Senate May Vote Publicly On Real- Time Transmission Of Election Results — Ningi
Former Deputy Majority Leader in the Senate, Bauchi Central, Abdul Ningi, said on Monday that the Senate could adopt votes and proceedings on the electronic transmission of election results publicly amid ongoing controversy over the issue.
Former Deputy Majority Leader in the Senate, Bauchi Central, Abdul Ningi, said on Monday that the Senate could adopt votes and proceedings on the electronic transmission of election results publicly amid ongoing controversy over the issue.
Ningi spoke on Channels Television’s Politics Today programme ahead of today's emergency plenary session, following ongoing debates over the e-transmission of election results after the Electoral Act amendment bill passed the third reading at the Senate.
On whether it was possible for the voting process at the Senate to be made public to enable Nigerians know which senator voted for or against the real-time transmission of election results, Ningi said, “I think it’s possible. It depends on the presiding officer because the law provides that.
“You can stand up and say, ‘I, Ningi, I accept e-transmission in real time.’ I sit down. It’s recorded every other senator, and that is the only way we need to move forward.
“One thing that is very important is that the votes and proceedings have not been captured.
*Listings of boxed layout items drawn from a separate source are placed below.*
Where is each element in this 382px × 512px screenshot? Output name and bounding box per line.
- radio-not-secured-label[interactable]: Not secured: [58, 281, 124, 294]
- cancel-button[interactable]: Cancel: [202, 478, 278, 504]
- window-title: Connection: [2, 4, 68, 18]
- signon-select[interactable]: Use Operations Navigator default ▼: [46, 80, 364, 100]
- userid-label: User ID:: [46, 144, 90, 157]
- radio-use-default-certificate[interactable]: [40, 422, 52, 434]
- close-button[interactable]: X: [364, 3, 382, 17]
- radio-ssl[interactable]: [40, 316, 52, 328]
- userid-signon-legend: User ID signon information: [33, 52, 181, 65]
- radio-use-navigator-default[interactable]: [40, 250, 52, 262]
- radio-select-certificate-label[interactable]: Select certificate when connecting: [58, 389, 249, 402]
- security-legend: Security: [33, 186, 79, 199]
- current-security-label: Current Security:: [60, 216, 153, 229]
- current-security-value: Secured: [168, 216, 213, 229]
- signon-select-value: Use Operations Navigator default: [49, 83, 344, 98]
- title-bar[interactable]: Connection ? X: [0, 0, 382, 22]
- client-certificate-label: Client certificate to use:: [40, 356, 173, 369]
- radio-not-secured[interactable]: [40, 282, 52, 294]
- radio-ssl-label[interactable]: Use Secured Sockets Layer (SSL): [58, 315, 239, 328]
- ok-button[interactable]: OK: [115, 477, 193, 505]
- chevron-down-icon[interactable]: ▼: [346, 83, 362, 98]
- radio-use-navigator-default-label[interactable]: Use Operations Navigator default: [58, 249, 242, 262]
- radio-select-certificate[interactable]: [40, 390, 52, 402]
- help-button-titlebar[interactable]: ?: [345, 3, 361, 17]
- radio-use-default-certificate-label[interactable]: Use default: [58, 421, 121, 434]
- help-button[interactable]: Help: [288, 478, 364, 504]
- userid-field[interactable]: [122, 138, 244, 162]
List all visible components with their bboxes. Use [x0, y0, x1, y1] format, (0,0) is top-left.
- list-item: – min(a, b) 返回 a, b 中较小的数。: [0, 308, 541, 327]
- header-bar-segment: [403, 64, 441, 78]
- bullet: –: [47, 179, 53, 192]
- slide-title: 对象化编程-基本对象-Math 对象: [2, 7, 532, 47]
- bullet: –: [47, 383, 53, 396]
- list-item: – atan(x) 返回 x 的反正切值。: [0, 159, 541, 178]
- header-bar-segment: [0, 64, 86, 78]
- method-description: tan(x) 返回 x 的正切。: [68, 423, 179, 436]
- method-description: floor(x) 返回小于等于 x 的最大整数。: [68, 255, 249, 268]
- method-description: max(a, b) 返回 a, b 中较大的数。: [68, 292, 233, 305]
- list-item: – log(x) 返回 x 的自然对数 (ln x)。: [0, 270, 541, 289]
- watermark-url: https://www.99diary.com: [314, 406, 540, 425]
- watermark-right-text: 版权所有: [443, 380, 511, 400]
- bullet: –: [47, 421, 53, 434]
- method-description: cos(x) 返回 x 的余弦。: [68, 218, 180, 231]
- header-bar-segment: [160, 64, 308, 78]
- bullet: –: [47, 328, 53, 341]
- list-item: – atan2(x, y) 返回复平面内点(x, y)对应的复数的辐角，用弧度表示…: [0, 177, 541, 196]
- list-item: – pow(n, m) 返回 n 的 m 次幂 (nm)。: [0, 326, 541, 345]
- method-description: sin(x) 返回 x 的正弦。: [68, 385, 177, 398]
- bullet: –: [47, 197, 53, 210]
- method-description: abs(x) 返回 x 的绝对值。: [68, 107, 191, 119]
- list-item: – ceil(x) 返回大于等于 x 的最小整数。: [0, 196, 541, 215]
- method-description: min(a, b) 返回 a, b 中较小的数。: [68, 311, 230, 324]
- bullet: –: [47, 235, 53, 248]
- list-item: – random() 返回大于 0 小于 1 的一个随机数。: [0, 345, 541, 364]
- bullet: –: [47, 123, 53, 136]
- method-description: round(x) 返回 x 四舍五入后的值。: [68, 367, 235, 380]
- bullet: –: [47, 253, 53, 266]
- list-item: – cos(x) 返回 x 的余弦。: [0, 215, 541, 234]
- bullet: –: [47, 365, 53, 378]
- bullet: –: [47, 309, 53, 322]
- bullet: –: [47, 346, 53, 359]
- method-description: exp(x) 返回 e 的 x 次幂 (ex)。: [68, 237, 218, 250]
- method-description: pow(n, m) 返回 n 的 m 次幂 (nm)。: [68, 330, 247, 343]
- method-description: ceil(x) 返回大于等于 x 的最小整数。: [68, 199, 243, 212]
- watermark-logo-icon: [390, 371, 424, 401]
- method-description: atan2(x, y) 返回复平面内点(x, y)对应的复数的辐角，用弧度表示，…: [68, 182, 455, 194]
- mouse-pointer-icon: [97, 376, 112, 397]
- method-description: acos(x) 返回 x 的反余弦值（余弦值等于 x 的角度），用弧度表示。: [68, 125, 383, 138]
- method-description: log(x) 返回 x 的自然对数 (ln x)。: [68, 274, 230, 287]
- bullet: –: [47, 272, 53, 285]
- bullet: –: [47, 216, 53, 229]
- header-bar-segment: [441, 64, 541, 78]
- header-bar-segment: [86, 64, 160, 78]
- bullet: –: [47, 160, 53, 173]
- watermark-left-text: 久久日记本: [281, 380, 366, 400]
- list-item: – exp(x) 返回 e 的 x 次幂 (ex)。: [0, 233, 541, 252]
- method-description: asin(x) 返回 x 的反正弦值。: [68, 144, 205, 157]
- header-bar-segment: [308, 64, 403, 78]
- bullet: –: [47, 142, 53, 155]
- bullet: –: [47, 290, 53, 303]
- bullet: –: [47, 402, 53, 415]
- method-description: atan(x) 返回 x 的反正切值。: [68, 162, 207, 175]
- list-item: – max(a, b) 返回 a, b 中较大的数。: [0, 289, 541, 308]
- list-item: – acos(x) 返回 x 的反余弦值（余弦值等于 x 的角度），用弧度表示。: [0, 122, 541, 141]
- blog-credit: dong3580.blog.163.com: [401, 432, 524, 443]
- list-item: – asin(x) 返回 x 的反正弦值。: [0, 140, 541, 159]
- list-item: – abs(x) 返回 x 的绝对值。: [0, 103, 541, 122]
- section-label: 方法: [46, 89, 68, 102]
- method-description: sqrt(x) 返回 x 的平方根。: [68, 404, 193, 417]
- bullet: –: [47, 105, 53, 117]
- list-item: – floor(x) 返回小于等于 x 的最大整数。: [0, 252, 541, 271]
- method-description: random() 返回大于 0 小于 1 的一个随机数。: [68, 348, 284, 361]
So tomorrow, we need to look at what the votes and proceedings captured are. Is it a transfer?
“There was a motion for amendment by Manguno, and then the question was put. Who asked the question? Why was the question raised?
“Was it discussed? It is important that when you bring a motion on something that you have no idea of, one of the reasons why maybe people are not so happy is that the Senate President should have asked us as a committee, ‘Please, educate us on this issue that this Moguna has raised,”
Not ‘Party Affair’
Ningi however, stated that the issue was not about one political party or the other.
“I’m here, and I’m telling you with all sense of responsibility that this is not a party thing. It has never been seen as a party thing up to the moment we went into the committee of the whole.
“If tomorrow the Senate President decides to say, ‘Is it transfer or transmission, and the gavel was sealed on transfer. They (the majority) have their way,” he said.
He, however, expressed disgust over what he described as the blanket condemnation of the Senate “in its entirety” over the matter.
“I feel so sad and outraged myself when I see the condemnation across this country condemning the Senate in its entirety. And that’s why for us, we need to tell the story.
“And I can tell you 98 per cent of the senators are in agreement with the submission made by the House. I don’t know how they are trying to make it a party affair. I don’t think so.
“As I told you, APC governors have presented their submission, PDP…, and they are all saying e-transmission,” Ningi stated on the programme.
Protest
The Senate has come under severe fire since February 4, 2026, when it passed the Electoral Act 2022 (Repeal and Reenactment) Amendment Bill 2026 through the third reading, disapproving the proposed amendment to Clause 60, Subsection 3, of the bill, which sought to make the electronic transmission of election results mandatory.
The rejected provision would have required presiding officers of the Independent National Electoral Commission, INEC, to electronically transmit results from each polling unit to the IREV portal in real time, after the prescribed Form EC&A had been signed and stamped by the presiding officer and countersigned by candidates.
The Senate, instead, adopted the existing provision of the Electoral Act, which states that “the presiding officer shall transfer the results, including the total number of accredited voters and the results of the ballot, in a manner as prescribed by the Commission.”
Senate President Godswill Akpabio had, at a book launch at the weekend, explained that electronic transmission of results remains permissible, but the phrase “real time” was removed from the provision.
“All we said during the discussion was that we should remove the word ‘real-time’ because if you say real-time, then there is a network or grid failure, and the network is not working, when you go to court, somebody will say it ought to have been real-time. That was all we said,” he stated.
Protesters, including the 2023 presidential candidate of the Labour Party, converged on the entrance of the National Assembly in Abuja on Monday, for the “Occupy National Assembly” protest.
The demonstrator insisted that the lawmakers must be clear by including the phrase “real-time electronic transmission” in the proposed amendment.